Currently, conservative and liberal activists employ litigation instead of legislative strategies to enact their preferred policy change. They seek to amplify the impact justices’ opinions have on the course of American politics more broadly. Such strategies only work when activists can reliably forecast how justices are likely to rule in their case once it gets to the Supreme Court. And while litigation strategies often take years to work, justices’ life tenure and the Supreme Court’s low turnover make it possible for activists to form accurate expectations about the Court’s future composition.
While it is impossible to find justices who lack partisan or ideological views, the Supreme Court can adopt a reform to mitigate litigation strategies used by activists to adjudicate controversial policy questions, like abortion, based on their expectations of how individual justices will decide their case. This would be done by changing the selection process for the Supreme Court’s eight associate justices.
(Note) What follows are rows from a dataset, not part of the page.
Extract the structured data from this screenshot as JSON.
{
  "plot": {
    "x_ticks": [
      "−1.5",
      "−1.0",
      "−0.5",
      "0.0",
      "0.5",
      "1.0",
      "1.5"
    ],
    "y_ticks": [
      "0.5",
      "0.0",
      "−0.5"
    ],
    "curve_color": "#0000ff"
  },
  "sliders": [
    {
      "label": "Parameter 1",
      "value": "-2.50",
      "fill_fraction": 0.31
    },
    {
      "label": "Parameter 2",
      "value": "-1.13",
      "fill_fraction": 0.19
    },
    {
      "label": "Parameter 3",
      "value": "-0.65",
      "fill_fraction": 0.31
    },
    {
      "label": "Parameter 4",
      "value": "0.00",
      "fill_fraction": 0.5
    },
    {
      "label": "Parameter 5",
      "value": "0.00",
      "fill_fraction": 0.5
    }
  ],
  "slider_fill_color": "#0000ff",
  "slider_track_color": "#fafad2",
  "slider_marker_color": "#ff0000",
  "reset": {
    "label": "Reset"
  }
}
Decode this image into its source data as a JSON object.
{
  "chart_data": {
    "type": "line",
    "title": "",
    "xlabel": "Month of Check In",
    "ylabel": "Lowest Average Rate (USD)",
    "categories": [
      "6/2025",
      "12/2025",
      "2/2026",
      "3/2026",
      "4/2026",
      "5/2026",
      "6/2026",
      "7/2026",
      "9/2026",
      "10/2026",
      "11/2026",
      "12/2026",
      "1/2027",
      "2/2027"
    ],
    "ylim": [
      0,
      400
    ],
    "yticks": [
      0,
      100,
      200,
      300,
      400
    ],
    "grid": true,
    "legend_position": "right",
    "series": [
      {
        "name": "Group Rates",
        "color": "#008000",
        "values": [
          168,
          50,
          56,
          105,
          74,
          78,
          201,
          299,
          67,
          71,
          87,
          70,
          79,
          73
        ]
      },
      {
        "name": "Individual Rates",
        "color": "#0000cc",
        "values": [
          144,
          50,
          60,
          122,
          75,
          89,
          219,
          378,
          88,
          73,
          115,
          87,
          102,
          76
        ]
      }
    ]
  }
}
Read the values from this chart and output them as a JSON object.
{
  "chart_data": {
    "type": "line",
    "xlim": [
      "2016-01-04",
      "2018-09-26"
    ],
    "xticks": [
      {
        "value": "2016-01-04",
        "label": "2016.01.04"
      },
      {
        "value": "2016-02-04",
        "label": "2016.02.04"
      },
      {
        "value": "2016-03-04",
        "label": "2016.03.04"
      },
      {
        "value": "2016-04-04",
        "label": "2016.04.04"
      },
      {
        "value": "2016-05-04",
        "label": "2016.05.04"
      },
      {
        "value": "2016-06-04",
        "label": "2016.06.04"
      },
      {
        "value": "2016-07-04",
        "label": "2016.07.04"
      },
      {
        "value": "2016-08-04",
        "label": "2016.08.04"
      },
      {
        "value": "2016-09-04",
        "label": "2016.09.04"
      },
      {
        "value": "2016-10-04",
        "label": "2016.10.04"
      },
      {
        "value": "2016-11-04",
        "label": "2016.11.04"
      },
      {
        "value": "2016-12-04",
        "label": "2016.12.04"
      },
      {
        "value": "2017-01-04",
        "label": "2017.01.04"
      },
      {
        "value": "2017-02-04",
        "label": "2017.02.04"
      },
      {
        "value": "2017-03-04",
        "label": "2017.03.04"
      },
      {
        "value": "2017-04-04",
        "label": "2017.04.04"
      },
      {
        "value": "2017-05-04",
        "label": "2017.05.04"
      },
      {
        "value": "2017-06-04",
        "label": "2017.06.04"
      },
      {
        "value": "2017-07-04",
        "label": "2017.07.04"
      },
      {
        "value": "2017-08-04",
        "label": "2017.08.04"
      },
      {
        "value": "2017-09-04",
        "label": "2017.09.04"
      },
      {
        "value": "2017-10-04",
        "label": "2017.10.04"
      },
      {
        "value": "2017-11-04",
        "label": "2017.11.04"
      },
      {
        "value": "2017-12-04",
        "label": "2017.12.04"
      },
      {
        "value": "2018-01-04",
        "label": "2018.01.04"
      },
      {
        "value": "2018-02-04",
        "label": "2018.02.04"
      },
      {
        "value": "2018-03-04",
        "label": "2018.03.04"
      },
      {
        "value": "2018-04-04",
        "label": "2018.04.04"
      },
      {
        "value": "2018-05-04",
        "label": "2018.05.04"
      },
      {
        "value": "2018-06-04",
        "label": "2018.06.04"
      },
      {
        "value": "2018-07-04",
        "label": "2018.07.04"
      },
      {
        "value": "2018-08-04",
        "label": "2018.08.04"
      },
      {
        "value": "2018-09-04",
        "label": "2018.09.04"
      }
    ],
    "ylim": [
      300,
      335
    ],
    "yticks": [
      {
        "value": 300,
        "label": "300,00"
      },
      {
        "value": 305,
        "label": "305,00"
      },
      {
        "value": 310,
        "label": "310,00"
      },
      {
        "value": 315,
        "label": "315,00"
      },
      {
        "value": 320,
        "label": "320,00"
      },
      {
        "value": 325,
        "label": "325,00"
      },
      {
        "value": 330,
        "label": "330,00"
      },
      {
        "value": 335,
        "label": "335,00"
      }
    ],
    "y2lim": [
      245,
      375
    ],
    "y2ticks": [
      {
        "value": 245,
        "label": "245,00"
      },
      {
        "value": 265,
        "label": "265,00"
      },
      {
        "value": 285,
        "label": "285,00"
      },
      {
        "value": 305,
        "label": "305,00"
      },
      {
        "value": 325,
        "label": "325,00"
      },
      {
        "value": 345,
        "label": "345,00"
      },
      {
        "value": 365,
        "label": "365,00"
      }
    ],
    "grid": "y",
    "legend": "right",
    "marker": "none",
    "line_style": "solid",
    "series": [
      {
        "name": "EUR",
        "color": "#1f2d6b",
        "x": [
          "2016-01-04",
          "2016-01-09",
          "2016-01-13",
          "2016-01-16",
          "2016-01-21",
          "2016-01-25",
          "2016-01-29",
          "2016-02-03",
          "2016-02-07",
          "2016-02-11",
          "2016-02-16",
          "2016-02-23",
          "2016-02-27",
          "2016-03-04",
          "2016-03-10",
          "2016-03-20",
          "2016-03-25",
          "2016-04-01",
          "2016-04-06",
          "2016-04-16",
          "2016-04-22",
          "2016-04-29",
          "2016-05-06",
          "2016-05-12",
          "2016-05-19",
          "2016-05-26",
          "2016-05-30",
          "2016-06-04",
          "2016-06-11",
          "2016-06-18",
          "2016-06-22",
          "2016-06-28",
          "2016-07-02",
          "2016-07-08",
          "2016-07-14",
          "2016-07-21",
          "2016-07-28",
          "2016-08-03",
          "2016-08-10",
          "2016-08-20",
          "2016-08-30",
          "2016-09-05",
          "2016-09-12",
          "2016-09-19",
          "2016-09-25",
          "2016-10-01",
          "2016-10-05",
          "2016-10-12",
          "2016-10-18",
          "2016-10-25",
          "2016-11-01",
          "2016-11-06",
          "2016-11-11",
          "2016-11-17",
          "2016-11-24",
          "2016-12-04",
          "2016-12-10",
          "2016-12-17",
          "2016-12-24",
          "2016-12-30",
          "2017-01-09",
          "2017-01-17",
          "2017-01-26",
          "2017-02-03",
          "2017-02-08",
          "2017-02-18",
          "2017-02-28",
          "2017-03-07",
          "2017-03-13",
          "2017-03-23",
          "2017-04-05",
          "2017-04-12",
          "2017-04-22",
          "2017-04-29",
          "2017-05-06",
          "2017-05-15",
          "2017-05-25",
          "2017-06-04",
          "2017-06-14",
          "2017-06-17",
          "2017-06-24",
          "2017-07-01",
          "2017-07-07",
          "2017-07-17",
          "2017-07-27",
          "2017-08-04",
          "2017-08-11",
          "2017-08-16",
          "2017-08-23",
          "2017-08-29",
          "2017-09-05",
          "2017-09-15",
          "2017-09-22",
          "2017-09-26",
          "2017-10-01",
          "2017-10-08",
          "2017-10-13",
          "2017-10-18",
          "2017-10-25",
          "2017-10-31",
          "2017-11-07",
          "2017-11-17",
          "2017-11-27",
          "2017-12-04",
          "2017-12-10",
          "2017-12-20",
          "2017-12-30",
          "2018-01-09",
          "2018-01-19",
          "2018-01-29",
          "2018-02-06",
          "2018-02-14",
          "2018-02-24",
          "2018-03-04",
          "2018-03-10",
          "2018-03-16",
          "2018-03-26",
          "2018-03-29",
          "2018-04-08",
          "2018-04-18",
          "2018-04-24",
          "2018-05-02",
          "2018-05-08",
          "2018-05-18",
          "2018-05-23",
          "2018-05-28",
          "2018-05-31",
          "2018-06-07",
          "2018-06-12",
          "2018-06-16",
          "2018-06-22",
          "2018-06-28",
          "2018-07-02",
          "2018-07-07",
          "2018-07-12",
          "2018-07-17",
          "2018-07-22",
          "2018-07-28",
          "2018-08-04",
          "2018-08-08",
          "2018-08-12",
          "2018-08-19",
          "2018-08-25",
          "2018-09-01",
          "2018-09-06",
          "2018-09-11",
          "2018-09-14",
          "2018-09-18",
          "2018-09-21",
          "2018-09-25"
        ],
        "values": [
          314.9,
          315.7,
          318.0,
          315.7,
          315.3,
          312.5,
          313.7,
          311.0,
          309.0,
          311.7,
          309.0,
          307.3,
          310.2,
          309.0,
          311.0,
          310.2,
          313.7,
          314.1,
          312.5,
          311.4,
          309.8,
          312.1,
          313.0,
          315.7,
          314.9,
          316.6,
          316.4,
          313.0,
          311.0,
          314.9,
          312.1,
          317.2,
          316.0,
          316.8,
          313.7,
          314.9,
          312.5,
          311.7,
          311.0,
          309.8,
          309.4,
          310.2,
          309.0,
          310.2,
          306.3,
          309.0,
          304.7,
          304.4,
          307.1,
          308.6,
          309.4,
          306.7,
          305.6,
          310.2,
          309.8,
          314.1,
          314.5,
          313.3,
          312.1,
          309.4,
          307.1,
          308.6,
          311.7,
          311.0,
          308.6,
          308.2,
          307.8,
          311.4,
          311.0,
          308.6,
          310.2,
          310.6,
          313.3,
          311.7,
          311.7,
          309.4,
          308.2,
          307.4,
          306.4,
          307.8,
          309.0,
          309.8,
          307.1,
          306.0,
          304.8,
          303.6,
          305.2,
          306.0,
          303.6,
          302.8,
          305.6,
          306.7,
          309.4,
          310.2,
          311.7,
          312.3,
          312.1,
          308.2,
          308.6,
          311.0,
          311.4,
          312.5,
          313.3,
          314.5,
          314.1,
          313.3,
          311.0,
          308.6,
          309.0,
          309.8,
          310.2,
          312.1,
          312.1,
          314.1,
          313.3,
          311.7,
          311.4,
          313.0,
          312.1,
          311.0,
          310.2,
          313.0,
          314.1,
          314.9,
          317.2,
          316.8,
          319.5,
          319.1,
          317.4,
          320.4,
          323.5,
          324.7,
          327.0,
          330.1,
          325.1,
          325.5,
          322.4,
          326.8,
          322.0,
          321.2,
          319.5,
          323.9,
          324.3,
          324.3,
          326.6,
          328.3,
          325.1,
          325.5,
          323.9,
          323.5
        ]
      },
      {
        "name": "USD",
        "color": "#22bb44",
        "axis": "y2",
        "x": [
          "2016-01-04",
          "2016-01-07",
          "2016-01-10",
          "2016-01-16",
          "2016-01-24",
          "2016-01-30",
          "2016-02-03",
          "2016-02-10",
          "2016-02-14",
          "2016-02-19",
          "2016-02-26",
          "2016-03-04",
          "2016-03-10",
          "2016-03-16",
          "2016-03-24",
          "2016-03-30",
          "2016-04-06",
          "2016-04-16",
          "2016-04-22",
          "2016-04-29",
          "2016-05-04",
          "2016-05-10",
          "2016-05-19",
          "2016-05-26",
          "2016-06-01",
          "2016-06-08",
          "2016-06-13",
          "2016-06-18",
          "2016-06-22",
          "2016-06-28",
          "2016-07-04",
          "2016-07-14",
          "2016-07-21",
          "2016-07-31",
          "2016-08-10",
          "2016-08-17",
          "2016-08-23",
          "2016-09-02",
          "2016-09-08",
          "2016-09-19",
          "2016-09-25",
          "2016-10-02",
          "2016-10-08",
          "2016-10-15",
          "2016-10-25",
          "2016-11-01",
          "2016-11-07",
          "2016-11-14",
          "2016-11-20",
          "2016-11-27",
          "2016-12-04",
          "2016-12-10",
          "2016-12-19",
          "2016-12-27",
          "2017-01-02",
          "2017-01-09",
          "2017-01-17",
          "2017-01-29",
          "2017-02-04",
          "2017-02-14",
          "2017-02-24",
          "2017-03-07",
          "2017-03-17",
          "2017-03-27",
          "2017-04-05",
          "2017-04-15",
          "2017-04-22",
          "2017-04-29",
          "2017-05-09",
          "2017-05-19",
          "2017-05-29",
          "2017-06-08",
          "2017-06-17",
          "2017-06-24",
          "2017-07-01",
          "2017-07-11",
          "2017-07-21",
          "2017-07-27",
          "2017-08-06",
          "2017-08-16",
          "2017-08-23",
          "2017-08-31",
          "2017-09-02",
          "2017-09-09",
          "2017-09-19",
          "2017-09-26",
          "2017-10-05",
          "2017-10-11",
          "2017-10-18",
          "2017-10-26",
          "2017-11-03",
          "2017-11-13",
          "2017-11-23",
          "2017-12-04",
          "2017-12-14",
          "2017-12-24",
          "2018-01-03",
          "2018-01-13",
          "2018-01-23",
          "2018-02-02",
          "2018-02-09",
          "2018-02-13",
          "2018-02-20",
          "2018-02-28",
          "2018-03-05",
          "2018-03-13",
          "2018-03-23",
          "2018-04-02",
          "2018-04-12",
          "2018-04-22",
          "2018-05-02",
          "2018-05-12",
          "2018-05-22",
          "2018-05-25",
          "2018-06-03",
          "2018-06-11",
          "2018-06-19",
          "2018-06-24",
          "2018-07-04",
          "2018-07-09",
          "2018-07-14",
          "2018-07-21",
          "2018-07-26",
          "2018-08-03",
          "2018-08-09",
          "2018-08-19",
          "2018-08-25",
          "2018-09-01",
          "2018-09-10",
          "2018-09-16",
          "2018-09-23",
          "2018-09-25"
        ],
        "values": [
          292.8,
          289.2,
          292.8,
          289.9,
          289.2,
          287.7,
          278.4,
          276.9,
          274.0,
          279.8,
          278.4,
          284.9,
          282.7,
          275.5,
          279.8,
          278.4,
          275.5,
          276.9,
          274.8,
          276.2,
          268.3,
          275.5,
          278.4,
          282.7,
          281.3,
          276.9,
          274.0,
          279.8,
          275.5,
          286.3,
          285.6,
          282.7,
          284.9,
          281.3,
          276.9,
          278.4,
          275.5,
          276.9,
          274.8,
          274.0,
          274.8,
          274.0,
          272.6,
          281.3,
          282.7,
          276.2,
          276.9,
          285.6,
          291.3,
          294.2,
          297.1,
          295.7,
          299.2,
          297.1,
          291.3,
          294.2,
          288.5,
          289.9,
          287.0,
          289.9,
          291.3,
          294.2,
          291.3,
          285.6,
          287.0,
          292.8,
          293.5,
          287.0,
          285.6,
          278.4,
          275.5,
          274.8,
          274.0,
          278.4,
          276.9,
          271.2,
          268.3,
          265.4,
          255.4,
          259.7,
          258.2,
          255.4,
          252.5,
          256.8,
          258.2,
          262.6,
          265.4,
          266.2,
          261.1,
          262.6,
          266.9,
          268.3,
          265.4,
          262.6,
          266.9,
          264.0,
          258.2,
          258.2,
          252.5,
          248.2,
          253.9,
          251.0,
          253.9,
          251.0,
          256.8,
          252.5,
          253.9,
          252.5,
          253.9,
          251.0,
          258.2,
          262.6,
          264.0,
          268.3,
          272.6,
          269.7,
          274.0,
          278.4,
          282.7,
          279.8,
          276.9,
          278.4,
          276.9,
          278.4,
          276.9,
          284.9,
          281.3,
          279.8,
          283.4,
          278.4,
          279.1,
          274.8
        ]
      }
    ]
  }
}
Using a sortition process to pick Supreme Court justices would reduce the impact of their opinions on public policy questions by making it impossible to know in advance which justices will decide a case when litigants file it in federal court. Sortition is when public officials are selected randomly out of a larger pool of candidates. Incorporating it into the confirmation process will alter the current dynamic surrounding the Supreme Court.
Under this plan, the president and Senate would approve candidates to sit on the twelve Circuit Courts of Appeals as required by the Constitution’s Appointments Clause. The Supreme Court’s eight associate justice seats would then be filled by a recurring random draw out of the 179 circuit-court judges. Justices would take a temporary leave of absence from their circuit-court duties to serve on the Supreme Court. After one term—one year—the individuals selected by sortition to serve on the Supreme Court would return to the lifetime circuit-court seat to which they were originally appointed. Only the Chief Justice would remain on the Supreme Court from one term to the next as required by the Constitution.
Incorporating sortition into the judicial selection process in this way would alter the Supreme Court’s present dynamic for the better. Of course, justices would still be human. But sortition would make activists less likely to pursue litigation strategies to achieve their policy goals in the Supreme Court. This is because activists will be less likely to ask the Court to change public policy if they can’t know in advance the general opinions of those justices.
Critics note that sortition cannot prevent a conservative or liberal majority from controlling the Court in a given term. However, the impact those justices would have on the future course of American politics would be limited to ruling on cases that their predecessors opted to hear in the Supreme Court’s previous term and picking the cases that their successors would hear in the following term. And the odds are low that a majority of the Court’s justices would be conservative or liberal over three successive terms if the justices are selected randomly.